/nano-learn

Using machine learning to predict magnetic performance and heating efficiency of nanoparticles for imaging and cancer treatment.

Primary LanguageJupyter Notebook

Nano-Learn

This is a program intended to consolidate quantitative simulation and experimental data from MFH and MPS. A machine learning algorithm is used to extrapolate predictions for numerical values, such as scaled SLP values (for MFH), and harmonic amplitudes (for MPS).

Instructions for use

Download the relevant pkl files (or zip files containing pkl files).
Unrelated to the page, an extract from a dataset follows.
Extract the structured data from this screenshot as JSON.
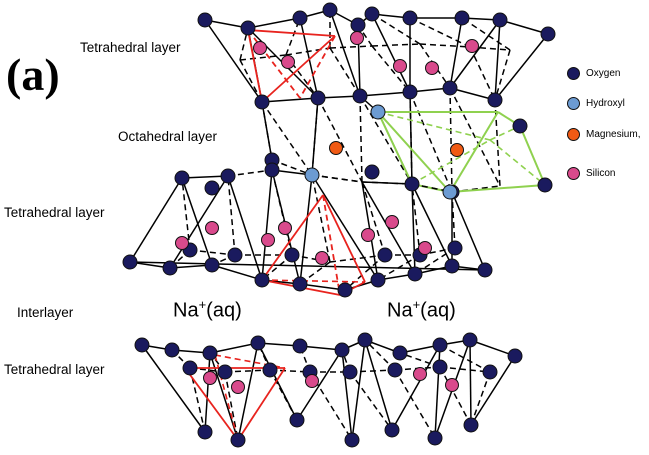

The relevant models are:

slpmodel: predicts SLP values from simulation data
slpmodel-exp: predicts SLP values from experimental data

mpsmodel-ratio: predicts ratio of 5th:3rd MPS harmonic amplitudes from simulation data
mpsmodel-ratio-frozen: predicts ratio of 5th:3rd MPS harmonic amplitudes from simulation data with Brownian relaxation off mpsmodel-tau: predicts relaxation time from MPS simulation data
mpsmodel-tau-frozen: predicts relaxation time from MPS simulation data with Brownian relaxation off mpsmodel-tan: predicts phase lag (omega x tau) from MPS simulation data
mpsmodel-tan-frozen: predicts phase lag (omega x tau) from MPS simulation data with Brownian relaxation off

Run the relevant prediction notebook (slp_predict_from_sim, slp_predict_from_exp, mps_predict_from_sim).